Regarding the original question, we unfortunately never got a detailed look at other TNG era starships, in or out of action. A few glimpses into old Constellations suggested these ships were robust and easy to rig with all sorts of fancy 24th century gimmickry, such as a remote piloting system, a system for one man to run the ship for a short while, or a two-second warp drive. Picard didn't give praise to the design in "Relics", though.

Timo Saloniemi
 
But at the end of the day like it or not it simply comes down to what the writers want/need the ship to do in any given episode.
 
Only three Galaxy-class ships were lost.

Weren't there only six of them in service at that point though?
Officially, we don't know how many Galaxy-class ships were built. The TNG Technical Manual suggested that there were only going to be twelve such ships (6 built initially, with 6 more to be built later when warranted), but onscreen the number could have been higher given how many we saw during in action in DS9 (one was even present in VOY's finale).
 
The two most flawed pieces of the Galaxy class are:

1. The starboard power coupling.
2. The fact that absolutely nothing, even a holodeck that can create characters that can kill the whole crew, has a physical "off" button.

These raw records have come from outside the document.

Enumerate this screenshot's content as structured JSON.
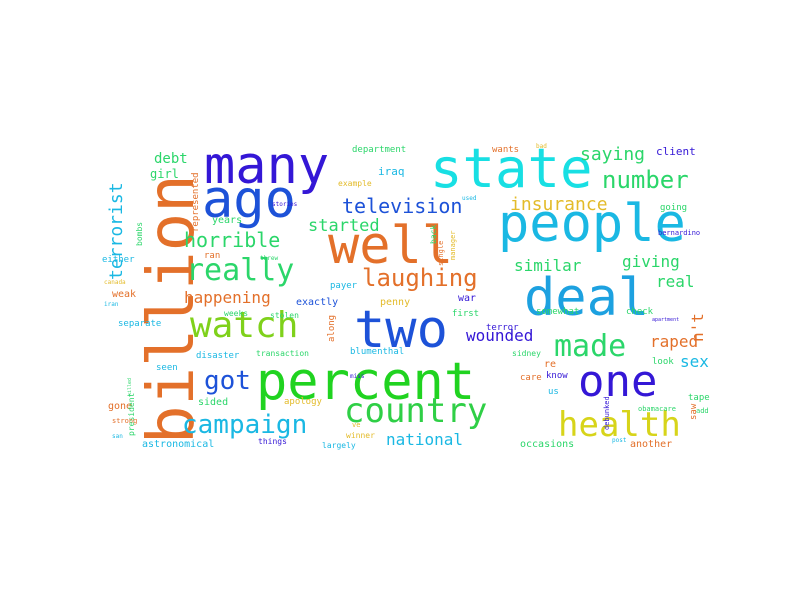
{
  "wordcloud": {
    "words": [
      {
        "id": "w01",
        "text": "billion",
        "color": "#e3702a"
      },
      {
        "id": "w02",
        "text": "many",
        "color": "#3417d6"
      },
      {
        "id": "w03",
        "text": "ago",
        "color": "#1d52d8"
      },
      {
        "id": "w04",
        "text": "state",
        "color": "#18dfe3"
      },
      {
        "id": "w05",
        "text": "well",
        "color": "#e3702a"
      },
      {
        "id": "w06",
        "text": "people",
        "color": "#1ab8e3"
      },
      {
        "id": "w07",
        "text": "two",
        "color": "#1d52d8"
      },
      {
        "id": "w08",
        "text": "deal",
        "color": "#1da1e0"
      },
      {
        "id": "w09",
        "text": "percent",
        "color": "#20d320"
      },
      {
        "id": "w10",
        "text": "one",
        "color": "#3417d6"
      },
      {
        "id": "w11",
        "text": "watch",
        "color": "#7fd11b"
      },
      {
        "id": "w12",
        "text": "country",
        "color": "#2fcf46"
      },
      {
        "id": "w13",
        "text": "health",
        "color": "#d7d41a"
      },
      {
        "id": "w14",
        "text": "campaign",
        "color": "#1ab8e3"
      },
      {
        "id": "w15",
        "text": "made",
        "color": "#2bd66a"
      },
      {
        "id": "w16",
        "text": "really",
        "color": "#2bd66a"
      },
      {
        "id": "w17",
        "text": "got",
        "color": "#1d52d8"
      },
      {
        "id": "w18",
        "text": "laughing",
        "color": "#e3702a"
      },
      {
        "id": "w19",
        "text": "number",
        "color": "#2bd66a"
      },
      {
        "id": "w20",
        "text": "horrible",
        "color": "#2bd66a"
      },
      {
        "id": "w21",
        "text": "television",
        "color": "#1d52d8"
      },
      {
        "id": "w22",
        "text": "started",
        "color": "#2bd66a"
      },
      {
        "id": "w23",
        "text": "terrorist",
        "color": "#1ab8e3"
      },
      {
        "id": "w24",
        "text": "insurance",
        "color": "#e3bb2a"
      },
      {
        "id": "w25",
        "text": "saying",
        "color": "#2bd66a"
      },
      {
        "id": "w26",
        "text": "happening",
        "color": "#e3702a"
      },
      {
        "id": "w27",
        "text": "similar",
        "color": "#2bd66a"
      },
      {
        "id": "w28",
        "text": "giving",
        "color": "#2bd66a"
      },
      {
        "id": "w29",
        "text": "real",
        "color": "#2bd66a"
      },
      {
        "id": "w30",
        "text": "wounded",
        "color": "#3417d6"
      },
      {
        "id": "w31",
        "text": "raped",
        "color": "#e3702a"
      },
      {
        "id": "w32",
        "text": "sex",
        "color": "#1ab8e3"
      },
      {
        "id": "w33",
        "text": "national",
        "color": "#1ab8e3"
      },
      {
        "id": "w34",
        "text": "n't",
        "color": "#e3702a"
      },
      {
        "id": "w35",
        "text": "debt",
        "color": "#2bd66a"
      },
      {
        "id": "w36",
        "text": "girl",
        "color": "#2bd66a"
      },
      {
        "id": "w37",
        "text": "years",
        "color": "#2bd66a"
      },
      {
        "id": "w38",
        "text": "weak",
        "color": "#e3702a"
      },
      {
        "id": "w39",
        "text": "exactly",
        "color": "#1d52d8"
      },
      {
        "id": "w40",
        "text": "penny",
        "color": "#e3bb2a"
      },
      {
        "id": "w41",
        "text": "iraq",
        "color": "#1ab8e3"
      },
      {
        "id": "w42",
        "text": "client",
        "color": "#3417d6"
      },
      {
        "id": "w43",
        "text": "department",
        "color": "#2bd66a"
      },
      {
        "id": "w44",
        "text": "wants",
        "color": "#e3702a"
      },
      {
        "id": "w45",
        "text": "bad",
        "color": "#e3bb2a"
      },
      {
        "id": "w46",
        "text": "example",
        "color": "#e3bb2a"
      },
      {
        "id": "w47",
        "text": "represented",
        "color": "#e3702a"
      },
      {
        "id": "w48",
        "text": "bombs",
        "color": "#2bd66a"
      },
      {
        "id": "w49",
        "text": "either",
        "color": "#1ab8e3"
      },
      {
        "id": "w50",
        "text": "ran",
        "color": "#e3702a"
      },
      {
        "id": "w51",
        "text": "payer",
        "color": "#1ab8e3"
      },
      {
        "id": "w52",
        "text": "somewhat",
        "color": "#2bd66a"
      },
      {
        "id": "w53",
        "text": "war",
        "color": "#3417d6"
      },
      {
        "id": "w54",
        "text": "first",
        "color": "#2bd66a"
      },
      {
        "id": "w55",
        "text": "terror",
        "color": "#3417d6"
      },
      {
        "id": "w56",
        "text": "check",
        "color": "#2bd66a"
      },
      {
        "id": "w57",
        "text": "going",
        "color": "#2bd66a"
      },
      {
        "id": "w58",
        "text": "bernardino",
        "color": "#3417d6"
      },
      {
        "id": "w59",
        "text": "weeks",
        "color": "#2bd66a"
      },
      {
        "id": "w60",
        "text": "stolen",
        "color": "#2bd66a"
      },
      {
        "id": "w61",
        "text": "separate",
        "color": "#1ab8e3"
      },
      {
        "id": "w62",
        "text": "disaster",
        "color": "#1ab8e3"
      },
      {
        "id": "w63",
        "text": "transaction",
        "color": "#2bd66a"
      },
      {
        "id": "w64",
        "text": "blumenthal",
        "color": "#1ab8e3"
      },
      {
        "id": "w65",
        "text": "sidney",
        "color": "#2bd66a"
      },
      {
        "id": "w66",
        "text": "seen",
        "color": "#1ab8e3"
      },
      {
        "id": "w67",
        "text": "care",
        "color": "#e3702a"
      },
      {
        "id": "w68",
        "text": "know",
        "color": "#3417d6"
      },
      {
        "id": "w69",
        "text": "look",
        "color": "#2bd66a"
      },
      {
        "id": "w70",
        "text": "us",
        "color": "#1ab8e3"
      },
      {
        "id": "w71",
        "text": "re",
        "color": "#e3702a"
      },
      {
        "id": "w72",
        "text": "sided",
        "color": "#2bd66a"
      },
      {
        "id": "w73",
        "text": "apology",
        "color": "#e3bb2a"
      },
      {
        "id": "w74",
        "text": "gone",
        "color": "#e3702a"
      },
      {
        "id": "w75",
        "text": "tape",
        "color": "#2bd66a"
      },
      {
        "id": "w76",
        "text": "add",
        "color": "#2bd66a"
      },
      {
        "id": "w77",
        "text": "saw",
        "color": "#e3702a"
      },
      {
        "id": "w78",
        "text": "obamacare",
        "color": "#2bd66a"
      },
      {
        "id": "w79",
        "text": "things",
        "color": "#3417d6"
      },
      {
        "id": "w80",
        "text": "winner",
        "color": "#e3bb2a"
      },
      {
        "id": "w81",
        "text": "largely",
        "color": "#1ab8e3"
      },
      {
        "id": "w82",
        "text": "astronomical",
        "color": "#1ab8e3"
      },
      {
        "id": "w83",
        "text": "occasions",
        "color": "#2bd66a"
      },
      {
        "id": "w84",
        "text": "another",
        "color": "#e3702a"
      },
      {
        "id": "w85",
        "text": "president",
        "color": "#2bd66a"
      },
      {
        "id": "w86",
        "text": "strong",
        "color": "#e3702a"
      },
      {
        "id": "w87",
        "text": "san",
        "color": "#1ab8e3"
      },
      {
        "id": "w88",
        "text": "canada",
        "color": "#e3bb2a"
      },
      {
        "id": "w89",
        "text": "iran",
        "color": "#1ab8e3"
      },
      {
        "id": "w90",
        "text": "killed",
        "color": "#2bd66a"
      },
      {
        "id": "w91",
        "text": "along",
        "color": "#e3702a"
      },
      {
        "id": "w92",
        "text": "miss",
        "color": "#3417d6"
      },
      {
        "id": "w93",
        "text": "single",
        "color": "#e3702a"
      },
      {
        "id": "w94",
        "text": "manager",
        "color": "#e3bb2a"
      },
      {
        "id": "w95",
        "text": "back",
        "color": "#2bd66a"
      },
      {
        "id": "w96",
        "text": "debunked",
        "color": "#3417d6"
      },
      {
        "id": "w97",
        "text": "apartment",
        "color": "#3417d6"
      },
      {
        "id": "w98",
        "text": "stories",
        "color": "#3417d6"
      },
      {
        "id": "w99",
        "text": "threw",
        "color": "#2bd66a"
      },
      {
        "id": "w100",
        "text": "used",
        "color": "#1ab8e3"
      },
      {
        "id": "w101",
        "text": "ve",
        "color": "#e3bb2a"
      },
      {
        "id": "w102",
        "text": "post",
        "color": "#1ab8e3"
      }
    ]
  }
}
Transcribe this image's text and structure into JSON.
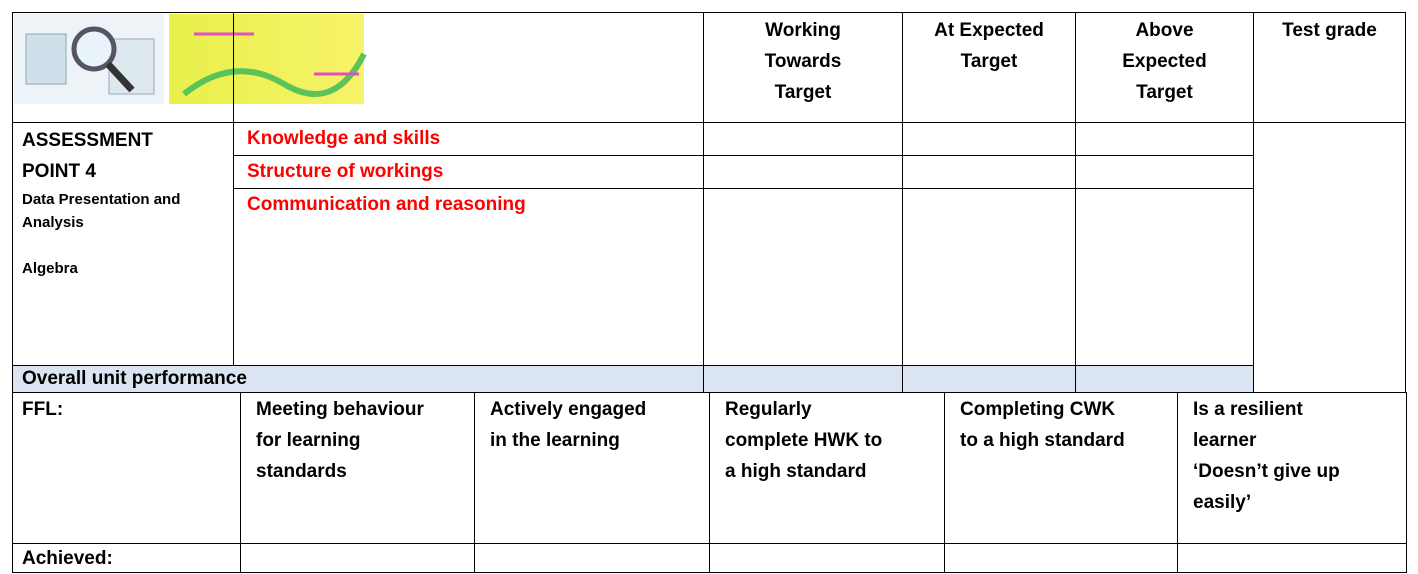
{
  "header": {
    "columns": [
      "Working Towards Target",
      "At Expected Target",
      "Above Expected Target",
      "Test grade"
    ]
  },
  "assessment": {
    "title": "ASSESSMENT POINT 4",
    "topics": [
      "Data Presentation and Analysis",
      "Algebra"
    ],
    "criteria": [
      "Knowledge and skills",
      "Structure of workings",
      "Communication and reasoning"
    ],
    "overall": "Overall unit performance"
  },
  "ffl": {
    "label": "FFL:",
    "items": [
      "Meeting behaviour for learning standards",
      "Actively engaged in the learning",
      "Regularly complete HWK to a high standard",
      "Completing CWK to a high standard",
      [
        "Is a resilient learner",
        "‘Doesn’t give up easily’"
      ]
    ],
    "achieved": "Achieved:"
  }
}
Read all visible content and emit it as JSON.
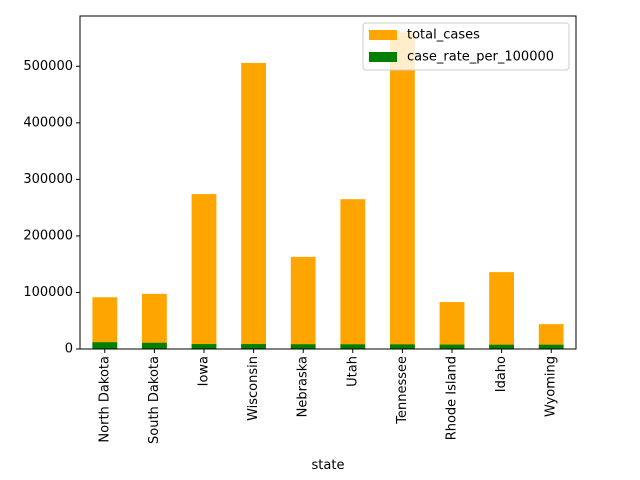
{
  "chart_data": {
    "type": "bar",
    "stacked": true,
    "xlabel": "state",
    "ylabel": "",
    "ylim": [
      0,
      589000
    ],
    "yticks": [
      0,
      100000,
      200000,
      300000,
      400000,
      500000
    ],
    "categories": [
      "North Dakota",
      "South Dakota",
      "Iowa",
      "Wisconsin",
      "Nebraska",
      "Utah",
      "Tennessee",
      "Rhode Island",
      "Idaho",
      "Wyoming"
    ],
    "series": [
      {
        "name": "total_cases",
        "color": "#ffa500",
        "values": [
          91500,
          97500,
          274000,
          506000,
          163000,
          265000,
          560000,
          83000,
          136000,
          44000
        ]
      },
      {
        "name": "case_rate_per_100000",
        "color": "#008000",
        "values": [
          12000,
          11000,
          8700,
          8700,
          8400,
          8300,
          8200,
          7800,
          7600,
          7600
        ]
      }
    ],
    "legend": {
      "position": "top-right"
    },
    "grid": false
  }
}
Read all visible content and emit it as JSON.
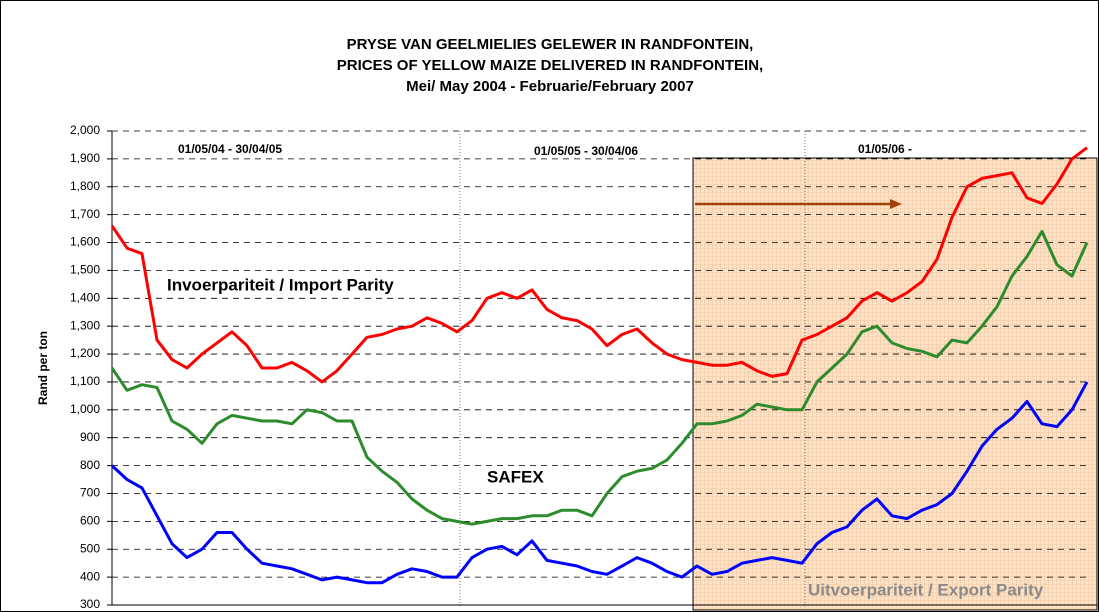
{
  "chart_data": {
    "type": "line",
    "title": [
      "PRYSE VAN GEELMIELIES GELEWER IN RANDFONTEIN,",
      "PRICES OF YELLOW  MAIZE DELIVERED IN RANDFONTEIN,",
      "Mei/ May 2004 - Februarie/February 2007"
    ],
    "ylabel": "Rand per ton",
    "ylim": [
      300,
      2000
    ],
    "yticks": [
      300,
      400,
      500,
      600,
      700,
      800,
      900,
      {
        "value": 1000,
        "label": "1,000"
      },
      {
        "value": 1100,
        "label": "1,100"
      },
      {
        "value": 1200,
        "label": "1,200"
      },
      {
        "value": 1300,
        "label": "1,300"
      },
      {
        "value": 1400,
        "label": "1,400"
      },
      {
        "value": 1500,
        "label": "1,500"
      },
      {
        "value": 1600,
        "label": "1,600"
      },
      {
        "value": 1700,
        "label": "1,700"
      },
      {
        "value": 1800,
        "label": "1,800"
      },
      {
        "value": 1900,
        "label": "1,900"
      },
      {
        "value": 2000,
        "label": "2,000"
      }
    ],
    "grid": true,
    "period_labels": [
      "01/05/04 - 30/04/05",
      "01/05/05 - 30/04/06",
      "01/05/06 -"
    ],
    "annotations": [
      "Invoerpariteit / Import Parity",
      "SAFEX",
      "Uitvoerpariteit / Export Parity"
    ],
    "categories": [
      null,
      null,
      null,
      null,
      null,
      null,
      null,
      null,
      null,
      null,
      null,
      null,
      null,
      null,
      null,
      null,
      null,
      null,
      null,
      null,
      null,
      null,
      null,
      null,
      null,
      null,
      null,
      null,
      null,
      null,
      null,
      null,
      null,
      null,
      null,
      null,
      null,
      null,
      null,
      null,
      null,
      null,
      null,
      null,
      null,
      null,
      null,
      null,
      null,
      null,
      null,
      null,
      null,
      null,
      null,
      null,
      null,
      null,
      null,
      null,
      null,
      null,
      null,
      null,
      null,
      null
    ],
    "series": [
      {
        "color": "#ff0000",
        "values": [
          1660,
          1580,
          1560,
          1250,
          1180,
          1150,
          1200,
          1240,
          1280,
          1230,
          1150,
          1150,
          1170,
          1140,
          1100,
          1140,
          1200,
          1260,
          1270,
          1290,
          1300,
          1330,
          1310,
          1280,
          1320,
          1400,
          1420,
          1400,
          1430,
          1360,
          1330,
          1320,
          1290,
          1230,
          1270,
          1290,
          1240,
          1200,
          1180,
          1170,
          1160,
          1160,
          1170,
          1140,
          1120,
          1130,
          1250,
          1270,
          1300,
          1330,
          1390,
          1420,
          1390,
          1420,
          1460,
          1540,
          1690,
          1800,
          1830,
          1840,
          1850,
          1760,
          1740,
          1810,
          1900,
          1940
        ]
      },
      {
        "color": "#2e8b2e",
        "values": [
          1150,
          1070,
          1090,
          1080,
          960,
          930,
          880,
          950,
          980,
          970,
          960,
          960,
          950,
          1000,
          990,
          960,
          960,
          830,
          780,
          740,
          680,
          640,
          610,
          600,
          590,
          600,
          610,
          610,
          620,
          620,
          640,
          640,
          620,
          700,
          760,
          780,
          790,
          820,
          880,
          950,
          950,
          960,
          980,
          1020,
          1010,
          1000,
          1000,
          1100,
          1150,
          1200,
          1280,
          1300,
          1240,
          1220,
          1210,
          1190,
          1250,
          1240,
          1300,
          1370,
          1480,
          1550,
          1640,
          1520,
          1480,
          1600
        ]
      },
      {
        "color": "#0000ff",
        "values": [
          800,
          750,
          720,
          620,
          520,
          470,
          500,
          560,
          560,
          500,
          450,
          440,
          430,
          410,
          390,
          400,
          390,
          380,
          380,
          410,
          430,
          420,
          400,
          400,
          470,
          500,
          510,
          480,
          530,
          460,
          450,
          440,
          420,
          410,
          440,
          470,
          450,
          420,
          400,
          440,
          410,
          420,
          450,
          460,
          470,
          460,
          450,
          520,
          560,
          580,
          640,
          680,
          620,
          610,
          640,
          660,
          700,
          780,
          870,
          930,
          970,
          1030,
          950,
          940,
          1000,
          1100
        ]
      }
    ]
  }
}
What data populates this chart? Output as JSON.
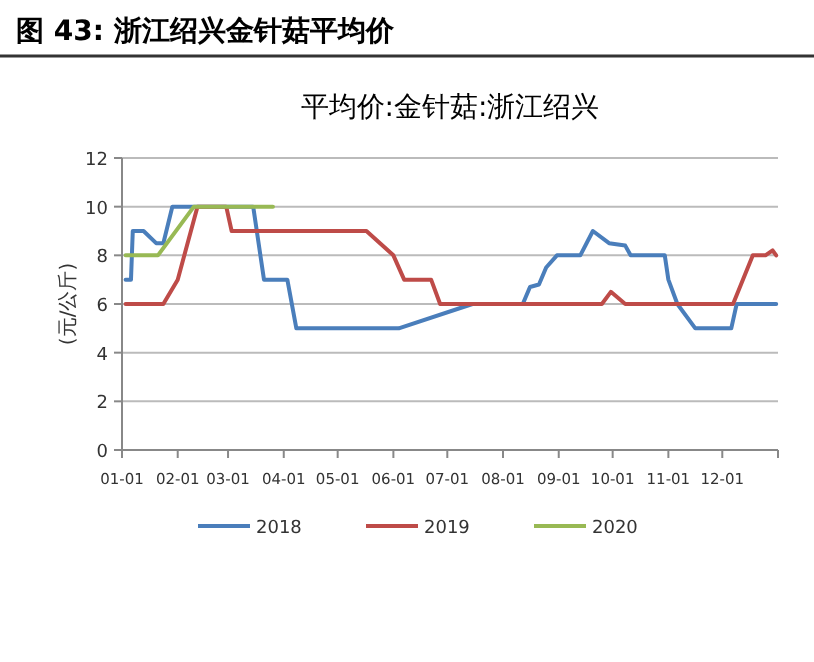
{
  "chart_data": {
    "type": "line",
    "title": "图 43: 浙江绍兴金针菇平均价",
    "subtitle": "平均价:金针菇:浙江绍兴",
    "ylabel": "(元/公斤)",
    "xlim": [
      "--01-01",
      "--12-31"
    ],
    "xticks": [
      {
        "value": "--01-01",
        "label": "01-01"
      },
      {
        "value": "--02-01",
        "label": "02-01"
      },
      {
        "value": "--03-01",
        "label": "03-01"
      },
      {
        "value": "--04-01",
        "label": "04-01"
      },
      {
        "value": "--05-01",
        "label": "05-01"
      },
      {
        "value": "--06-01",
        "label": "06-01"
      },
      {
        "value": "--07-01",
        "label": "07-01"
      },
      {
        "value": "--08-01",
        "label": "08-01"
      },
      {
        "value": "--09-01",
        "label": "09-01"
      },
      {
        "value": "--10-01",
        "label": "10-01"
      },
      {
        "value": "--11-01",
        "label": "11-01"
      },
      {
        "value": "--12-01",
        "label": "12-01"
      },
      {
        "value": "--12-31",
        "label": null
      }
    ],
    "ylim": [
      0,
      12
    ],
    "yticks": [
      0,
      2,
      4,
      6,
      8,
      10,
      12
    ],
    "grid": "y",
    "legend": "bottom",
    "series": [
      {
        "name": "2018",
        "color": "#4a7ebb",
        "x": [
          "--01-03",
          "--01-06",
          "--01-07",
          "--01-13",
          "--01-20",
          "--01-24",
          "--01-29",
          "--03-15",
          "--03-21",
          "--04-03",
          "--04-08",
          "--06-04",
          "--07-15",
          "--08-12",
          "--08-16",
          "--08-21",
          "--08-25",
          "--08-31",
          "--09-13",
          "--09-20",
          "--09-29",
          "--10-08",
          "--10-11",
          "--10-30",
          "--11-01",
          "--11-06",
          "--11-16",
          "--12-06",
          "--12-09",
          "--12-31"
        ],
        "values": [
          7,
          7,
          9,
          9,
          8.5,
          8.5,
          10,
          10,
          7,
          7,
          5,
          5,
          6,
          6,
          6.7,
          6.8,
          7.5,
          8,
          8,
          9,
          8.5,
          8.4,
          8,
          8,
          7,
          6,
          5,
          5,
          6,
          6
        ]
      },
      {
        "name": "2019",
        "color": "#be4b48",
        "x": [
          "--01-03",
          "--01-24",
          "--02-01",
          "--02-12",
          "--02-28",
          "--03-03",
          "--05-17",
          "--06-01",
          "--06-07",
          "--06-22",
          "--06-27",
          "--09-25",
          "--09-30",
          "--10-08",
          "--12-07",
          "--12-18",
          "--12-25",
          "--12-29",
          "--12-31"
        ],
        "values": [
          6,
          6,
          7,
          10,
          10,
          9,
          9,
          8,
          7,
          7,
          6,
          6,
          6.5,
          6,
          6,
          8,
          8,
          8.2,
          8
        ]
      },
      {
        "name": "2020",
        "color": "#98b954",
        "x": [
          "--01-03",
          "--01-21",
          "--02-10",
          "--03-26"
        ],
        "values": [
          8,
          8,
          10,
          10
        ]
      }
    ]
  }
}
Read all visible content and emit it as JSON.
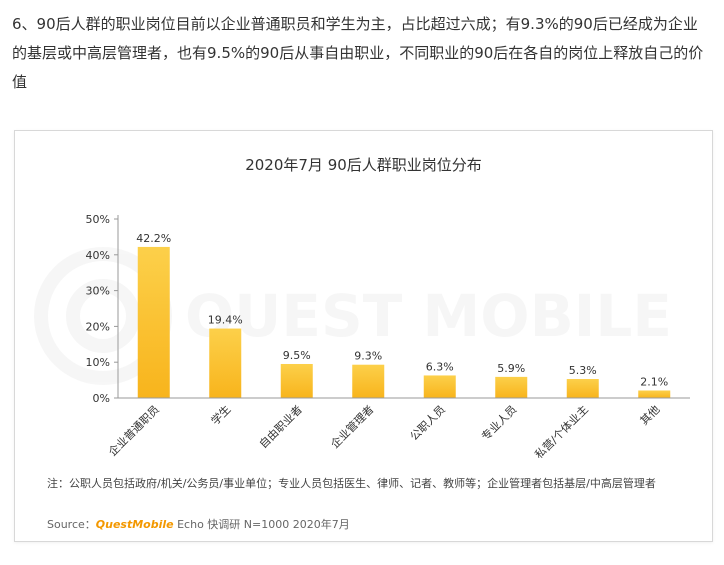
{
  "intro_text": "6、90后人群的职业岗位目前以企业普通职员和学生为主，占比超过六成；有9.3%的90后已经成为企业的基层或中高层管理者，也有9.5%的90后从事自由职业，不同职业的90后在各自的岗位上释放自己的价值",
  "watermark_text": "QUEST MOBILE",
  "note_text": "注：公职人员包括政府/机关/公务员/事业单位；专业人员包括医生、律师、记者、教师等；企业管理者包括基层/中高层管理者",
  "source": {
    "prefix": "Source：",
    "brand": "QuestMobile",
    "rest": " Echo 快调研 N=1000 2020年7月"
  },
  "colors": {
    "bar": "#f8b41c",
    "bar_light": "#fcd04a",
    "axis": "#999999",
    "brand": "#f39800"
  },
  "chart_data": {
    "type": "bar",
    "title": "2020年7月 90后人群职业岗位分布",
    "categories": [
      "企业普通职员",
      "学生",
      "自由职业者",
      "企业管理者",
      "公职人员",
      "专业人员",
      "私营/个体业主",
      "其他"
    ],
    "values": [
      42.2,
      19.4,
      9.5,
      9.3,
      6.3,
      5.9,
      5.3,
      2.1
    ],
    "value_labels": [
      "42.2%",
      "19.4%",
      "9.5%",
      "9.3%",
      "6.3%",
      "5.9%",
      "5.3%",
      "2.1%"
    ],
    "yticks": [
      "0%",
      "10%",
      "20%",
      "30%",
      "40%",
      "50%"
    ],
    "ylim": [
      0,
      50
    ],
    "xlabel": "",
    "ylabel": ""
  }
}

The flaw on the Yamato was her captain.
 
Yes, that blasted starboard power coupling. Damn you SPC!!!! Also the ejection system for the warp core that seemed to go down whenever the ship went over a slight bump.
 
The biggest flaw is the lag-time between the Captain's brain and the Conn's hands.

Captain's brain > Captain's mouth > Conn's ears > Conn's brain > Conn's hands.
 
That's a design flaw in about every ship in the Trek universe. Really just a plot device so the audience knows what the ship is doing even if there's not a visual shot.